I've done some big workouts the past couple of days. A long run on Friday, and then a long ride Saturday. I happened to chose a tough route for the ride, with lots of hills and one big climb. I thought I was climbing pretty well when a big group from Pro City Cycle in Victoria blew past me. A couple of them were friends I hadn't seen in a really long time (Mike, a super-fly former pro-mtn biker, and Jen, a pro triathlete). We chatted briefly then it seemed like only a couple turns of the cranks and they were way up the road. Given their pro histories I would expect no less, but it was a good shot in the arm to work even harder.

I cracked in the last 30 minutes of my ride, and wasn't sure I was going to make it home. I wasn't bonking, but my quads were super sore from everything I'd thrown at them this past week. But pushing through is what makes you stronger, so I kept going, even though I was cursing each hill as it stood between me and the house. Why did we buy a home at the top of a hill? Great, it will never flood...

Today I'm feeling sluggish (I woke up to a cold a couple of days ago), and am lounging around. I have another couple of hours on the bike to do today, but with the daylight now I can get that in anytime. It's a nice feeling not to have to rush out the door. Then an easy week coming up - how I love those!

I am running better, I am riding harder, I can do more push-ups in 30 seconds, so I am getting there. My swim is another story... it's so hard to know I used to be a good swimmer, and am now flailing in mediocrity. That 40X100 on 2 minutes Tim has planned for my birthday is going to hurt. Seemed like such a good idea when he first suggested it, and now it's just two weeks away. How did that happen?

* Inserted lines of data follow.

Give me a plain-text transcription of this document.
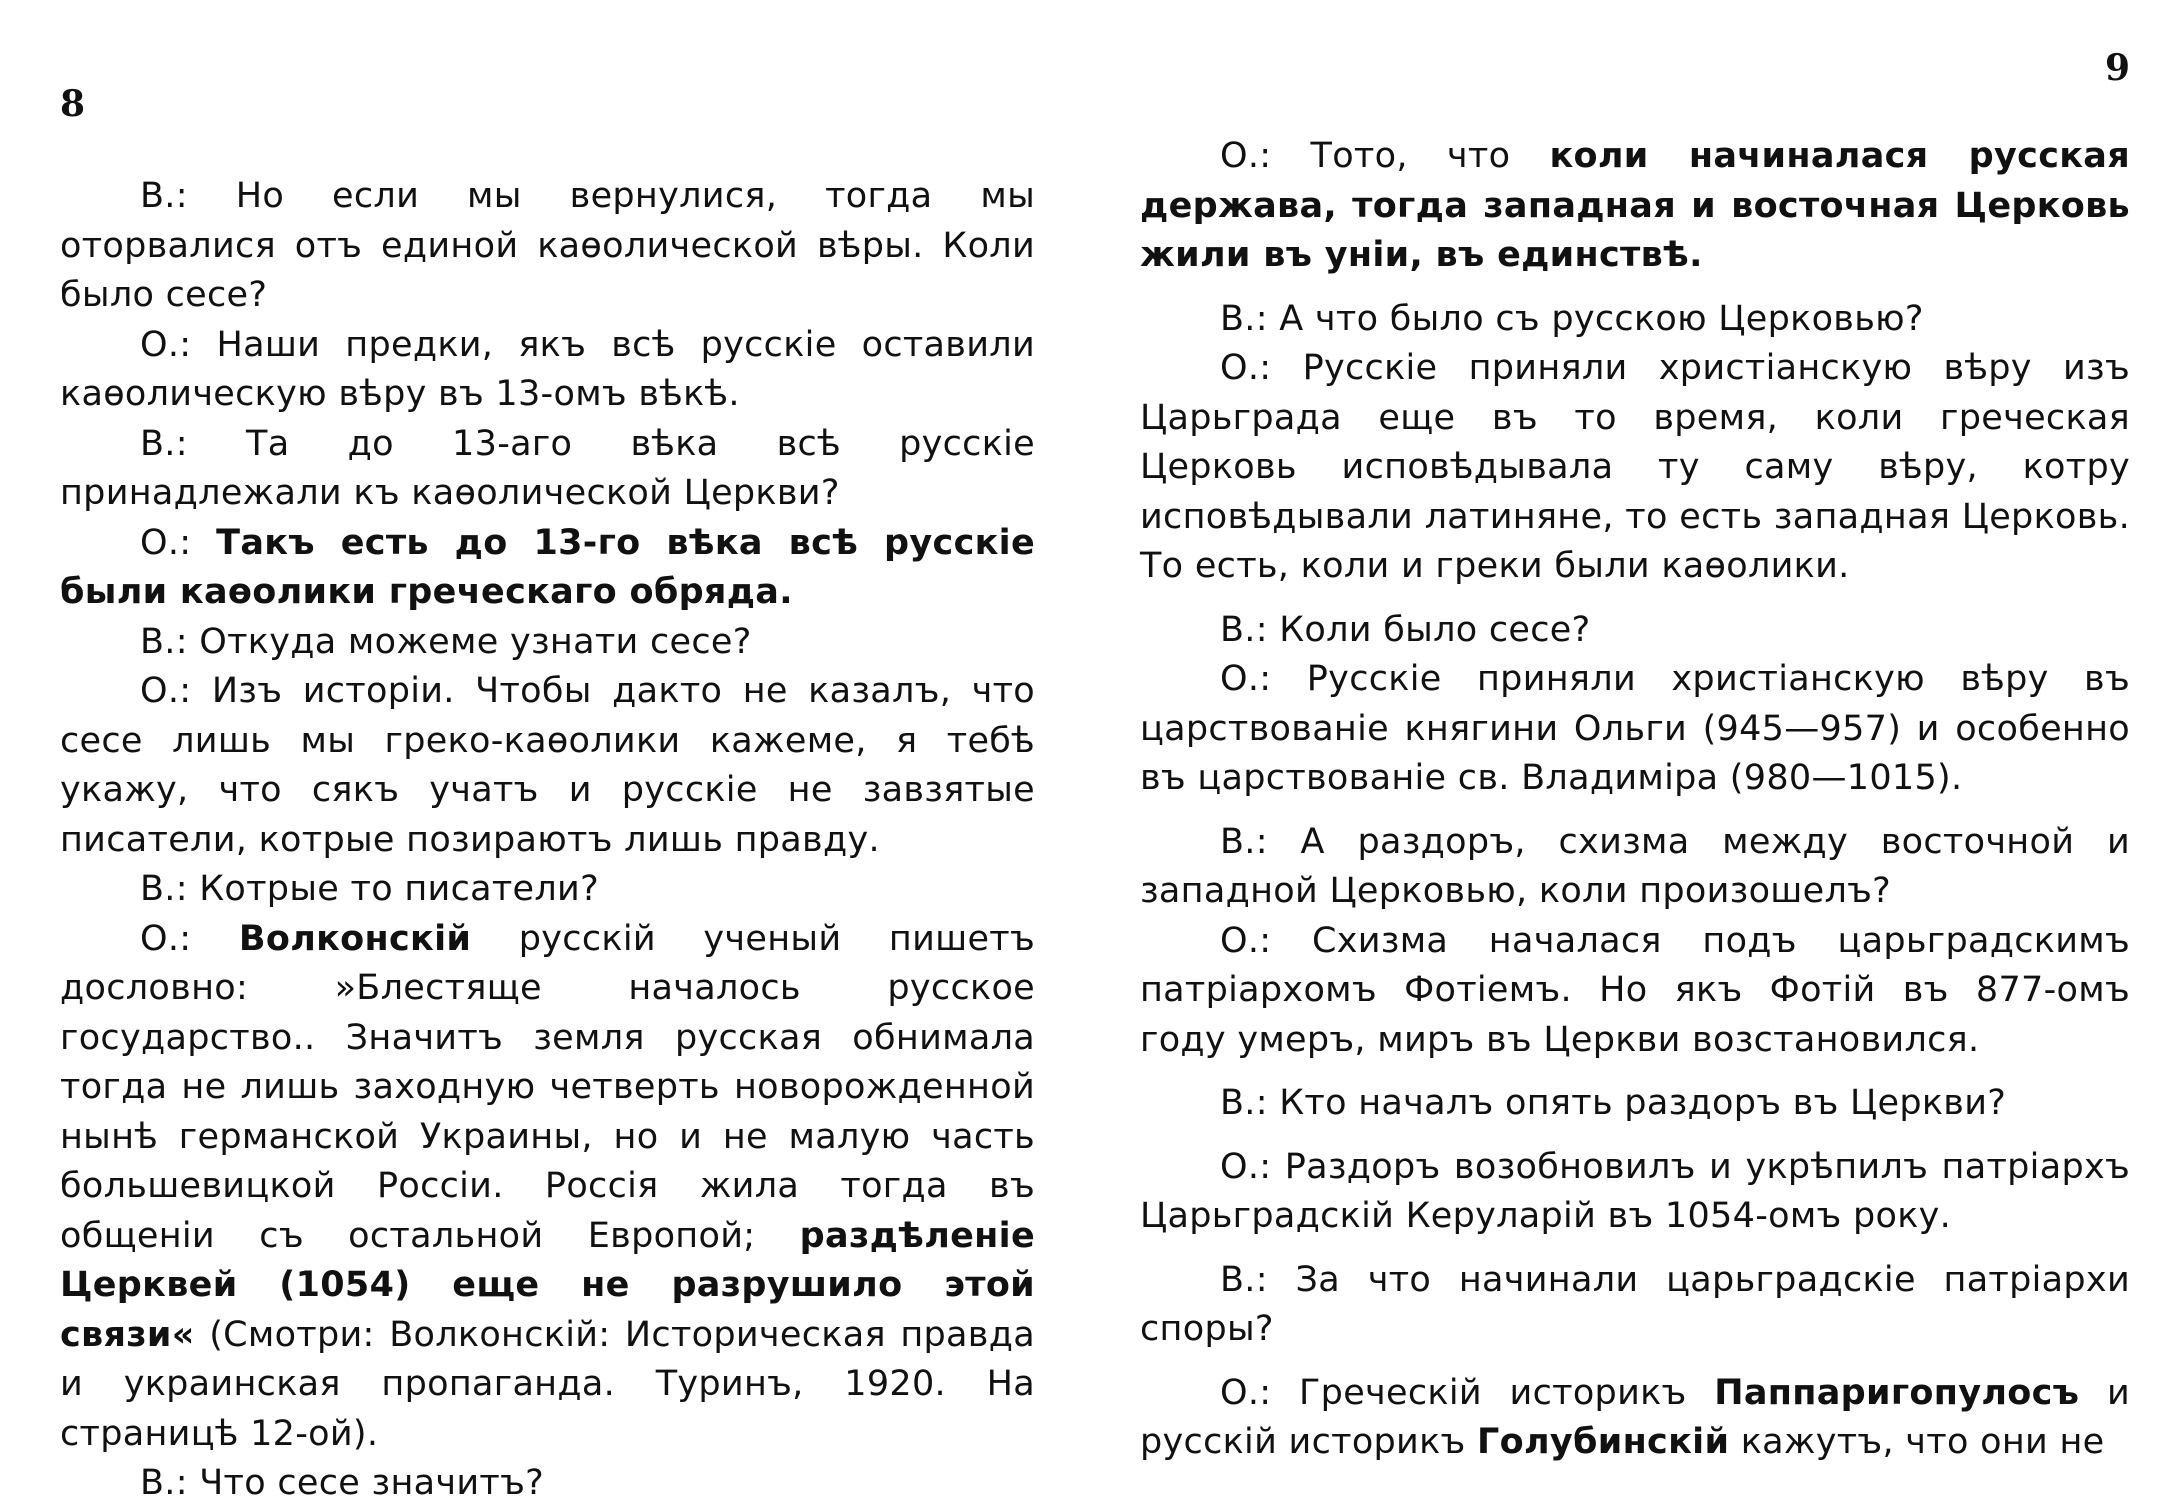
8

В.: Но если мы вернулися, тогда мы оторвалися отъ единой каѳолической вѣры. Коли было сесе?

О.: Наши предки, якъ всѣ русскіе оставили каѳолическую вѣру въ 13-омъ вѣкѣ.

В.: Та до 13-аго вѣка всѣ русскіе принадлежали къ каѳолической Церкви?

О.: Такъ есть до 13-го вѣка всѣ русскіе были каѳолики греческаго обряда.

В.: Откуда можеме узнати сесе?

О.: Изъ исторіи. Чтобы дакто не казалъ, что сесе лишь мы греко-каѳолики кажеме, я тебѣ укажу, что сякъ учатъ и русскіе не завзятые писатели, котрые позираютъ лишь правду.

В.: Котрые то писатели?

О.: Волконскій русскій ученый пишетъ дословно: »Блестяще началось русское государство.. Значитъ земля русская обнимала тогда не лишь заходную четверть новорожденной нынѣ германской Украины, но и не малую часть большевицкой Россіи. Россія жила тогда въ общеніи съ остальной Европой; раздѣленіе Церквей (1054) еще не разрушило этой связи« (Смотри: Волконскій: Историческая правда и украинская пропаганда. Туринъ, 1920. На страницѣ 12-ой).

В.: Что сесе значитъ?

9

О.: Тото, что коли начиналася русская держава, тогда западная и восточная Церковь жили въ уніи, въ единствѣ.

В.: А что было съ русскою Церковью?

О.: Русскіе приняли христіанскую вѣру изъ Царьграда еще въ то время, коли греческая Церковь исповѣдывала ту саму вѣру, котру исповѣдывали латиняне, то есть западная Церковь. То есть, коли и греки были каѳолики.

В.: Коли было сесе?

О.: Русскіе приняли христіанскую вѣру въ царствованіе княгини Ольги (945—957) и особенно въ царствованіе св. Владиміра (980—1015).

В.: А раздоръ, схизма между восточной и западной Церковью, коли произошелъ?

О.: Схизма началася подъ царьградскимъ патріархомъ Фотіемъ. Но якъ Фотій въ 877-омъ году умеръ, миръ въ Церкви возстановился.

В.: Кто началъ опять раздоръ въ Церкви?

О.: Раздоръ возобновилъ и укрѣпилъ патріархъ Царьградскій Керуларій въ 1054-омъ року.

В.: За что начинали царьградскіе патріархи споры?

О.: Греческій историкъ Паппаригопулосъ и русскій историкъ Голубинскій кажутъ, что они не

Thursday we're off to LA for the Tour of California. Jason and I are super-excited, lots of the big guns are racing and it will be a blast to see the show. As much as Humu likes the southern California lifestyle, she's staying here this time with a housesitter. We'll take some pictures for her.

Bye Bye Van...

We sold our "vacation home". Didn't know we had one? Well, that's because it's not really a home. Not REALLY. We had a VW Eurovan Winnebago, which is like a super-deluxe Westfalia. I loved that van, it was like a cute cozy turtle as everything you needed to live was inside.

So why did we sell it? Hmm. Well, as with every major decision it was multi-factorial, with no one overwhelming reason. Probably the biggest thing was I drove it every day, as a car, and while it works for that, it's pretty big and long and not that great on gas. It's like driving a full-size truck around all the time, and didn't totally jive with how I feel on leaving as small a carbon footprint as you reasonably can. Another reason was it was 10 years old, and while it only had 100,000 miles on it, it can't be expected to live forever, so I knew we'd be selling it at some point in the next few years. We had a couple of major repairs over the last year, but it was actually running almost mint. I figured that meant it wasn't a bad idea to sell it; as if I'd just paid a big repair bill I'd want to keep it to get my money's worth.

Jason and I decided to put an ad in Craig's List, just to see what interest there was. We didn't need to sell it, so if we didn't get a good price, we weren't going to let it go. It's kind of nice to be in that proverbial driver's seat (yes, pun intended) when selling a vehicle. After several inquiries that I wasn't interested in pursuing, along came a nice family from Vernon who offered what we wanted, but more importantly were excited about the van and would give it a good home. I transferred it over to them this past weekend, and it was bittersweet.

It was the perfect vehicle for us, for about 5% of the time. The other 95%... well, it was just a big vehicle to drive around. I'll always have a special place in my heart for that van, and I know they'll be times when both Jason and I say "oh, if we only still had the van...". Such is life.